BARULHOS EXISTENCIAIS

Por Carlos Sena


Pelo sim, pelo não, sim. Pelo sim, a vida nua, despudorada, para que eu possa me deitar despido das mais dignas vaidades. Para que eu possa me deliciar no conjunto de finitudes mais imediatas e, devagarzinho, juntando meus pedaços; para me desfazer dos preconceitos incutidos na infância quando tudo não podia e quando eu pensava que sim era feio e que Deus castigava; para que eu deixe de me "viajar" no imaginário noturno dos limites que me impuseram como verdade absoluta; para que eu me deite igualmente sem roupa e irrompa o infinito dos anseios que o desconhecido deixa. Pelo sim, a vida doida e varrida pelas desilusões atávicas do sonho de uma noite de verão, enquanto lá fora a chuva rega os destinos errantes de um sonhador. Pelo sim da vida, o direito de ser feliz a esmo - assim mesmo: ao léu, como quem chuta a lata na areia da praia disfarçando abandono, mas se encantando com o barulho do mar, querendo que ele entre pra dentro da lata. Positivo é tudo que nos conforta por entre os sins e os senões, fazendo das palavras palavrões, das varas, varões, para que tenhamos uma prole proletária no latifúndio dos nossos desejos mais simples ou mais complexos.

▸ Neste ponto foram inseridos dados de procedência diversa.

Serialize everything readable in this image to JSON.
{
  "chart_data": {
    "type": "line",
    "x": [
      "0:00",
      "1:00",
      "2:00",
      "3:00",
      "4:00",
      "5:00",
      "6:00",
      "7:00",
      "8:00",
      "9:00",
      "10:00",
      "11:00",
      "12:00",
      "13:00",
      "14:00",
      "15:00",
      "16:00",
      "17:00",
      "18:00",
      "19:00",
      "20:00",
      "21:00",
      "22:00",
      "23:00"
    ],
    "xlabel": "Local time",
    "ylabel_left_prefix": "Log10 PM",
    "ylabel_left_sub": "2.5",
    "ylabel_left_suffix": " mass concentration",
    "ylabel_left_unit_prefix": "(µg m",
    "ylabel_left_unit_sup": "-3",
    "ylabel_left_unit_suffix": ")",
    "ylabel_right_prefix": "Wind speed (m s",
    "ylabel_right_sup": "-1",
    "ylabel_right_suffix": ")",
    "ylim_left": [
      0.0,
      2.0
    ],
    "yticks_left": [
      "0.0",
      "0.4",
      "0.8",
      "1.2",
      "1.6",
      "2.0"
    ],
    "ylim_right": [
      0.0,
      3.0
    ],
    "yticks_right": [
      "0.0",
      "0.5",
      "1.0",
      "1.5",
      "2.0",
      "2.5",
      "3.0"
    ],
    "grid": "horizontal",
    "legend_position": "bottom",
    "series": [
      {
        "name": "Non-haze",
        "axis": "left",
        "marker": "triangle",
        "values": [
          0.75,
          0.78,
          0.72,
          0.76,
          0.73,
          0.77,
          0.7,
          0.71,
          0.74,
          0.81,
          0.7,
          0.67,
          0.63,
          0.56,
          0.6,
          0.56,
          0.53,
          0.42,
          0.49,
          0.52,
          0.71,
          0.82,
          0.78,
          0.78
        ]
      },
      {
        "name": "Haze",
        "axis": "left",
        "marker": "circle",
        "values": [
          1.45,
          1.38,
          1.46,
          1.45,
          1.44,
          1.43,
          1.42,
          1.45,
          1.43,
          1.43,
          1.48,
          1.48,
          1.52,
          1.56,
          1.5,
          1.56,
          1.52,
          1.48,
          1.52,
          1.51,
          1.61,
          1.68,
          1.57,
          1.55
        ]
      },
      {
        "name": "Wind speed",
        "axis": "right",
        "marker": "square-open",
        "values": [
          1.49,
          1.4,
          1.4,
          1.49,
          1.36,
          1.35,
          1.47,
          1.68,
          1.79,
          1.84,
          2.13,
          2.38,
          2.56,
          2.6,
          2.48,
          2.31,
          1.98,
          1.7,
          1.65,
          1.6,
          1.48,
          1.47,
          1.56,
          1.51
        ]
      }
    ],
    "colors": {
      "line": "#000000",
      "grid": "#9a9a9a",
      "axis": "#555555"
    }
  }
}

Adianto o meu relógio no horário de verão e verão não será mais das andorinhas. A solidão que proíbe as andorinhas, não me proíbe da reconstrução dos tempos da vida. Como no futebol, parecem dois tempos existenciais que se perdem na lógica antológica que correr atrás de uma só bola deixa: muito a jogam e a poucos é dada a oportunidade de marcação do gol da vida em seus princípios elementares. Como a vida, a bola em seus dois lados: o de dentro e o de fora. Como a bola, o tempo tem dois lados: o da noite e o do dia, pelo sim que o dia faz no reluzir dos diamantes; pelo não que a noite diz, no atalho da mão boba que busca o corpo atrevido da pudica pessoa que nos cerca.
Pelo sim deste sábado, os neons cintilam em cada canto da avenida, enquanto meus anseios de badalação caminham em cada poste, apostando no sucesso das aventuras noturnais que o sábado acasala.
Adianto o relógio no horário de verão, mas não adianto meus tormentos insaciáveis de felicidade contida, enquanto o divã do psicanalista canalha não me dilacera em vão. Lavo as mãos no dilema de Pilatos, enquanto lavo pratos na pia pela total incapacidade de lavar a alma grande, diferente daquela alma que o poeta diz valer a pena, desde que não seja pequena.
Adianto os ponteiros da vida! O rosto já não esconde os sulcos das pegadas do tempo, enquanto meus cabelos cheios de prata, não condizem com meu bolso sem nenhum grama de ouro. O ouro está no arco-íris que a vida me concede a conta gotas, no varejo dos destinos que não consigo determinar, exceto neste texto sem contexto pela necessidade imperiosa de irromper o silêncio dos meus incontáveis barulhos existencias.
Assim, "Sossega, Carlos. Hoje é domingo, amanhã é segunda e na terça-feira ninguém sabe o que será", já dizia Carlos Drummond, segundo me foi informado.